Father Wainwright focuses on saints from all parts of the world, both in recent and distant history. Many are not as familiar to Catholics as, perhaps, the apostles. He said his goal is to bring out “the universality of church with saints of different times and places. … I thought it would be good to do some (columns) on some of the saints that are not as well-known. Their lives are still examples as well.”

Another aspect of this information-sharing, he said, is “being able to discern some of the legends and some of the tales about the saints — separating what is legend and what is fact.”
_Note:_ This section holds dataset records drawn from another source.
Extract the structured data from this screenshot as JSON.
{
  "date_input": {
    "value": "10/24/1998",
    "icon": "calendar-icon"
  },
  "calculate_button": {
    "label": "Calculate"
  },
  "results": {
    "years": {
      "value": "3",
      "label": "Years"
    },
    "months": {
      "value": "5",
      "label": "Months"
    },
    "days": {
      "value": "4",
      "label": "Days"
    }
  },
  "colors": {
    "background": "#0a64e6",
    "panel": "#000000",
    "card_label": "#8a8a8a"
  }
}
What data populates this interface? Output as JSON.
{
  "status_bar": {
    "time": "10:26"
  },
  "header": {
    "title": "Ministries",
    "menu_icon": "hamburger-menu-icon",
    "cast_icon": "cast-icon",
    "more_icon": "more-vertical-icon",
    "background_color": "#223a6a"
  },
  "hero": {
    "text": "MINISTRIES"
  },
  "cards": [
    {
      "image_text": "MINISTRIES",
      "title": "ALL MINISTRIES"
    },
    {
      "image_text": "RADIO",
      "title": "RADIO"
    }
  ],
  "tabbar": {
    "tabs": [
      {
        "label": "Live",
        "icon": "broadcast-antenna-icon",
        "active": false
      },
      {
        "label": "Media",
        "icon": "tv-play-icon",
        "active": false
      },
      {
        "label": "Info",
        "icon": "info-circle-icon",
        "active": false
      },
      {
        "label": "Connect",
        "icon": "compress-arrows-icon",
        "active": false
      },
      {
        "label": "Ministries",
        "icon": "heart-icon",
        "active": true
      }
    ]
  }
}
Among Father Wainwright’s personal-favorite saints are St. Catherine of Siena (1347-80), renowned as a brilliant theologian despite not having any formal education; St. Benedict of Nursia (480-547), the founder of Western monasticism and the Benedictine order; St. Francis of Assisi (1182-1226), the patron saint of animals and the environment, whose feast day was just celebrated Oct. 4; and St. Katharine Drexel (1858-1955), a Philadelphia native who left her wealthy upbringing behind and founded numerous mission schools across the United States.

Father Wainwright also singled out St. John Fisher (1469-1535), patron saint of the Rochester Diocese, and St. Thomas More (1478-1535). Both were canonized in 1935, 400 years after they were martyred in England for their steadfast faith during King Henry VIII’s persecution of the church.

The Elmira pastor acknowledged that he has “a lot of favorites” when it comes to saints — which presents a bit of a dilemma on All Saints Day.

“I have a hard time in making sure I don’t zero in on any one,” he said with a laugh.